2. Zelda II: The Adventure of Link
In recent years, more and more Zelda fans seem to be coming around to the idea that The Adventure of Link is actually one of the most difficult games in that franchise. Of course, the exact difficulty of the game kind of depends on which version of the game you played.
For the most part, the NES version of The Adventure of Link is slightly harder than the Famicom Disk System edition. At the very least, it’s much more difficult to raise Link’s stats in the NES version (due to increased experience caps), and there are a few additional enemies in the Western port that make the early stages of the game slightly more challenging. While the FDS version of the game does reset some of your character’s progress when you die (which is obviously more than a little annoying), I’d say the NES version is still a bit more challenging all the way through.

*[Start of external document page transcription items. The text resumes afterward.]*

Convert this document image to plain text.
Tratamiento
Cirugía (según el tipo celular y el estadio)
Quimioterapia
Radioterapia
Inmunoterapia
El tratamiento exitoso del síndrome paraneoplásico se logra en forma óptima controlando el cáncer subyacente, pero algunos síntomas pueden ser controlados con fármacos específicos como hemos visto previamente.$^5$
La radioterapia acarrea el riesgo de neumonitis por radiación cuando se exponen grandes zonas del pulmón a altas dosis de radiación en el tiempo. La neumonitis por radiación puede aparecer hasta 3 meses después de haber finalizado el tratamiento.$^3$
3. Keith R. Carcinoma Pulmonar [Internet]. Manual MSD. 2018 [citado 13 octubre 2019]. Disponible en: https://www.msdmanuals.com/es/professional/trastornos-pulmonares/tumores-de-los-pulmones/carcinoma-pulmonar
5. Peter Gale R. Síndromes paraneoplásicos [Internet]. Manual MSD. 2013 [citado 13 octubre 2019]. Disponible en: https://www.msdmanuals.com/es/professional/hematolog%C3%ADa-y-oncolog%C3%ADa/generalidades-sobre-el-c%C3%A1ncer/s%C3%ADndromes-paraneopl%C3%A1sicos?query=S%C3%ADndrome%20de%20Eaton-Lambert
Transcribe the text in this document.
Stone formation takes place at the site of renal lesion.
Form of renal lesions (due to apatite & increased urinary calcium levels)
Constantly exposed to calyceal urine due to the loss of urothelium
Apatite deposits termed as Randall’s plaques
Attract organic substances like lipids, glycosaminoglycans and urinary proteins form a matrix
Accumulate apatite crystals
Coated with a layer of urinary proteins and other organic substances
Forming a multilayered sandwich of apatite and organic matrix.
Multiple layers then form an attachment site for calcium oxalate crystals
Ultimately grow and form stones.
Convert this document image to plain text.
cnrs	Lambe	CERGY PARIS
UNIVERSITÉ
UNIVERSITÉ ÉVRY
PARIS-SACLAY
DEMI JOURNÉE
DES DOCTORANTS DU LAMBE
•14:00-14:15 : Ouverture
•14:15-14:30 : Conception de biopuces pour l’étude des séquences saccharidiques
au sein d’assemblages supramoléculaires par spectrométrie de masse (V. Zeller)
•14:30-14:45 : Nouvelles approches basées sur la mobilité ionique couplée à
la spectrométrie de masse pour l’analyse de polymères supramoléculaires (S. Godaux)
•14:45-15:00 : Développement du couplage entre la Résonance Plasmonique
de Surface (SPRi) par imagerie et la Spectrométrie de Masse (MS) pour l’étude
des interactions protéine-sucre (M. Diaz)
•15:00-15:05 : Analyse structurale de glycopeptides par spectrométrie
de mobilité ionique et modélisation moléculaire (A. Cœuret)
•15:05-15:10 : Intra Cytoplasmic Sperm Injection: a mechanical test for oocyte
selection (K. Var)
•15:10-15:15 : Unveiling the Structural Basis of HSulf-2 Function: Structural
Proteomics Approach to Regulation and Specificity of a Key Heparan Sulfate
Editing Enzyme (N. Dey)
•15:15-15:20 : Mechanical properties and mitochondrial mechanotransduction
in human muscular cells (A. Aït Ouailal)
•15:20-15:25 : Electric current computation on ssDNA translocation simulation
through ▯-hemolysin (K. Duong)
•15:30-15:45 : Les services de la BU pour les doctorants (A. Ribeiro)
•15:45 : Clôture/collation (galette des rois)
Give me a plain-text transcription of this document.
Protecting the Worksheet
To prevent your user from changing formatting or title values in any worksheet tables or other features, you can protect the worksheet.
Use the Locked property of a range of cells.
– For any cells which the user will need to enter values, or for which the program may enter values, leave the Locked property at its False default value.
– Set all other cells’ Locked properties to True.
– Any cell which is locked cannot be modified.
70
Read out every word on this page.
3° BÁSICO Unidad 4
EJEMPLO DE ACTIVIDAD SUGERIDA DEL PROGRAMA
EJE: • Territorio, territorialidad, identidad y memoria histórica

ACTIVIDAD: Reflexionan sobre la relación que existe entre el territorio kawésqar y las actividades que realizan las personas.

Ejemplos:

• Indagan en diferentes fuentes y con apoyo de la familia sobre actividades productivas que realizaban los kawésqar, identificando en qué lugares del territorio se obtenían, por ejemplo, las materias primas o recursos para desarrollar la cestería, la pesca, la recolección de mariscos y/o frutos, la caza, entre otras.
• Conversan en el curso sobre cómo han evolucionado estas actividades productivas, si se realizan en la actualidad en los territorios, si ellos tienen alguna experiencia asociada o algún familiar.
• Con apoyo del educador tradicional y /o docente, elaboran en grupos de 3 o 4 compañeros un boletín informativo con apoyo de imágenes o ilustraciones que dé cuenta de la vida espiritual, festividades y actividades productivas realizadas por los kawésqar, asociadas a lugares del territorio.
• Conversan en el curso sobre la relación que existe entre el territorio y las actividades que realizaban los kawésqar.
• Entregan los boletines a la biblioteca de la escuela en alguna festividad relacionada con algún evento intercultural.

However, that incredibly difficult battle against Dark Link is actually much more difficult in the FDS version of that game. That’s because there’s a bug with Dark Link’s AI in the NES version of the game that lets you “cheese” the fight. The FDS version of that boss fight “benefits” from enhanced enemy AI makes that battle even more frustrating than it already was.
1. Super Mario Bros. 2
Like a lot of NES gamers, I grew up hearing that the NES version of Super Mario Bros. 2 wasn’t the “real” version of Super Mario Bros. 2. Indeed, there are still quite a few people who still don’t like the NES version of Super Mario Bros. 2 because it’s actually a reskinned version of a Japanese game called Doki Doki Panic. At that time, most people who knew about the swap suggested that the original version of Super Mario Bros. 2 was deemed to be “too difficult” for Western gamers.
As it turns out, that’s only partially true. Nintendo reportedly also had concerns that the Famicom version of Super Mario Bros. 2 (which you may know as Super Mario Bros: The Lost Levels) was simply too similar to its predecessor and might confuse some Western gamers who didn’t think it was a proper sequel. Generally speaking, though, they seemingly viewed the Famicom version of Super Mario Bros. 2 as a “hardcore” Super Mario Bros. experience that was designed with highly-skilled players in mind. After playing The Lost Levels, I kind of see why they were worried. It’s certainly more difficult than the original game (as well as the NES version of Super Mario Bros. 2), and the whole thing feels closer to what we now might refer to as an expansion pack.
Honestly, this is probably the most famous example of a game being changed due to its difficulty. Not only was Super Mario Bros. 2 drastically altered for its NES release due to difficulty concerns, but I honestly believe this game is a big reason why many gamers grew up believing that Famicom games were actually harder than NES games (despite the fact that the opposite was often true).